5.3.2018г. -17.4.2018г.

Ольга 

   Мы с ней расстались давно, двенадцать лет назад, и с тех пор ни разу не виделись. Но вот сегодня, возвращаясь от друга, я проходил мимо церкви. Неожиданно распахнулась тяжелая дверь и на крыльцо вышла монахиня. А за ее спиной, в темной глубине, блеснули золотящиеся свечи, и на улицу потекло неторопливое, бередящее душу, сладостное пение. Что-то горячо толкнуло в сердце и, повинуясь внезапному порыву, я поднялся по истертым каменным ступеням.
   Я никогда не был в церкви и неожиданно попал в атмосферу непонятного для меня таинства, объединяющего стоящих там людей. Я не знал молитв, но что-то властно удерживало мое сердце, не отпускало.
   Я разглядывал старинные темные иконы, дрожащие язычки пламени над тонкими слезящимися свечами. И в эту минуту вдруг увидел ее. Она стояла у колонны, слева, опустив глаза. Темный платок старил ее бледное лицо. Но оно от этого казалось лишь ближе и роднее.
   Впервые Митя увидел ее в далеком детстве. Им было, наверно, лет по 11-12. Он хорошо помнил тот, раскаленный от зноя, июльский полдень. Он с друзьями бегал по старому парку, спасаясь от палящего солнца в тени раскидистых дубов. Их прохладные шершавые стволы было приятно гладить руками, а резные листья напоминали какую-то полузабытую сказку из раннего детства. Под листьями прятались маленькие недозрелые желуди в круглых шапочках с тоненькими зелеными хвостиками.

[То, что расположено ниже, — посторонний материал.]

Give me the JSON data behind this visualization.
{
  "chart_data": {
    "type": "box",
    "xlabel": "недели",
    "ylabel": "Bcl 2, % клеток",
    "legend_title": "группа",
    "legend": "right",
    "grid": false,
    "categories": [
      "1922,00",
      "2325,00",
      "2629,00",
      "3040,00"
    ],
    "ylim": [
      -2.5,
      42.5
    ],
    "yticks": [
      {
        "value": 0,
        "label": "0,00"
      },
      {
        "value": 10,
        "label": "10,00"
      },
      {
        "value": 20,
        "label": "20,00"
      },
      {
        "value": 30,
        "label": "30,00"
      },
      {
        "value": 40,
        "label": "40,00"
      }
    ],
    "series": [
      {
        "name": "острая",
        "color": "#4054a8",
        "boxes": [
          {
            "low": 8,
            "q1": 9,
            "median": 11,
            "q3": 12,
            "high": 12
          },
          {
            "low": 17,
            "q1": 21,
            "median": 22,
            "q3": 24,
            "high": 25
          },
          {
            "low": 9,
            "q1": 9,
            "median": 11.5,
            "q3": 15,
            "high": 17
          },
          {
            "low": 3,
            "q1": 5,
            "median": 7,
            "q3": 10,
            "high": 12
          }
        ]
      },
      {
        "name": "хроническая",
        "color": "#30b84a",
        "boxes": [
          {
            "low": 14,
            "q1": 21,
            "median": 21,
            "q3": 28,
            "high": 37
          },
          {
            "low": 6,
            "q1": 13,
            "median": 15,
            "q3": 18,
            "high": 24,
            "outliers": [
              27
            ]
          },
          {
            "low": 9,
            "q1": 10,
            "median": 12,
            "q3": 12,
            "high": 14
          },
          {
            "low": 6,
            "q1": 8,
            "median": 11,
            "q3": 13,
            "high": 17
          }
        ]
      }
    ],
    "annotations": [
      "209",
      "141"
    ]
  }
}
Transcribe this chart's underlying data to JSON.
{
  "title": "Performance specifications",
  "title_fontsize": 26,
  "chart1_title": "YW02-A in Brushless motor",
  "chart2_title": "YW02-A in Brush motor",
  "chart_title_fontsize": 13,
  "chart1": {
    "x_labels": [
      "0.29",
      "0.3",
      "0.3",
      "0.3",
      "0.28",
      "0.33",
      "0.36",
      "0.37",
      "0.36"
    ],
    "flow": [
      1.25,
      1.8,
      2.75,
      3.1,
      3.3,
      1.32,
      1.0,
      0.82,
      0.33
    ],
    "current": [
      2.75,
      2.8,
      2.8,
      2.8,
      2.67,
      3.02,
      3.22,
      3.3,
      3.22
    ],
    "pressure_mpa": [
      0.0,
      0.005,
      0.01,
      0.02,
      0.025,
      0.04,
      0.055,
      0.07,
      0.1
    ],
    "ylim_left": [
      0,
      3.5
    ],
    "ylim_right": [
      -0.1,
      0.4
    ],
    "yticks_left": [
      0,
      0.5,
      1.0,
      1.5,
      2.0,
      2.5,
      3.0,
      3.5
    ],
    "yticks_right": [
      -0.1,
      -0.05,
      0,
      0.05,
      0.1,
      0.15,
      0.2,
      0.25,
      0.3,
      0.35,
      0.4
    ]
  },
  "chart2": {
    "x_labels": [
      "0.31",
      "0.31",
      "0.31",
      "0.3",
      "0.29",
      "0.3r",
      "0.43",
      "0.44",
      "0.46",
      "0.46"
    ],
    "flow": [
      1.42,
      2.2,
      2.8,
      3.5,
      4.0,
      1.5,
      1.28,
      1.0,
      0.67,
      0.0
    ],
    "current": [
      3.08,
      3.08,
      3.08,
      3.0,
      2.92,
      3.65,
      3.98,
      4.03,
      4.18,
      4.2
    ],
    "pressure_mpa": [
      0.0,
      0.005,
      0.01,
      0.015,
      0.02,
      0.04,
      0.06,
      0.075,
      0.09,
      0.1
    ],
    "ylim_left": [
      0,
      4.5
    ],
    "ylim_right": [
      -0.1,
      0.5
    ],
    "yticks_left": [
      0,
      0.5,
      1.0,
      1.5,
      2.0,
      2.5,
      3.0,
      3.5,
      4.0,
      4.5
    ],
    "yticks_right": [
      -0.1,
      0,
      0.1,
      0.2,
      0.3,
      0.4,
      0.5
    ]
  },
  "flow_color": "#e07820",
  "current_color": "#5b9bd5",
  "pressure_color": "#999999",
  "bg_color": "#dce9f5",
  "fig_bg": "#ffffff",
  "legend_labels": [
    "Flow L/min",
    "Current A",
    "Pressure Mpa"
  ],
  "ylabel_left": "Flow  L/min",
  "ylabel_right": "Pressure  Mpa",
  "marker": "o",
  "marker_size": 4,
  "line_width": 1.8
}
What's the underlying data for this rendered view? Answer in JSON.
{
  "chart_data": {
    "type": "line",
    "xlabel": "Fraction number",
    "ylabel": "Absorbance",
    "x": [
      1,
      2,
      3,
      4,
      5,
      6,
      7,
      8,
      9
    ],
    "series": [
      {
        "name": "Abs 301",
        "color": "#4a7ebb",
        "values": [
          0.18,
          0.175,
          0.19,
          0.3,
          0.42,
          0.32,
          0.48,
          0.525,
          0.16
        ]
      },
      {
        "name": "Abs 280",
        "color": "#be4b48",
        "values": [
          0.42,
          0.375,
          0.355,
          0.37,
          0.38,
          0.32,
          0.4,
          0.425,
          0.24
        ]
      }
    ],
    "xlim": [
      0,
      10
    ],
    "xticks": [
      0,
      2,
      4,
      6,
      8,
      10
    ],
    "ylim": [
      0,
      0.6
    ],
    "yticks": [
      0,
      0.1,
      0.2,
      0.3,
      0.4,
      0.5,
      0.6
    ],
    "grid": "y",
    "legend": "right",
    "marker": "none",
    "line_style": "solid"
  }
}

   На поляне они увидели девчонок, сидевших на нижней ветке старинного кряжистого дуба и решили их подразнить. С ловкостью обезьян, забрались на соседнее дерево и стали перебрасываться, как мячом, задиристыми фразами. Он не помнил, о чем они тогда говорили. Очевидно, обычные в таких случаях пустяки. Но он хорошо запомнил ее, тоненькую, зеленоглазую с золотистой шапкой непослушных волос, собранных в косу, которая постоянно расплеталась, досаждая ей. Их сразу же, как магнитом, потянуло друг к другу. Они говорили и не могли наговориться.
   Потом, как это бывает в детстве, разбежались, ничего не поняв. Но эта встреча застряла в его сердце. Он подробно описал ее в своем дневнике и долго не мог забыть.
   Прошли годы. Они давно стали взрослыми. И никто из них не думал, не гадал, что судьба вновь столкнет их в один из светлых солнечных дней. Им было уже под тридцать. И опять, как в детстве, едва взглянув друг другу в глаза, они уже не могли расстаться. Но он опоздал. Она была уже замужем. У нее росла дочь. Его терзало ее замужество, но разбить чужую семью не поднималась рука, а расстаться не было сил. Он звонил ей на работу, ее голос вздрагивал от счастья, и они договаривались о встрече.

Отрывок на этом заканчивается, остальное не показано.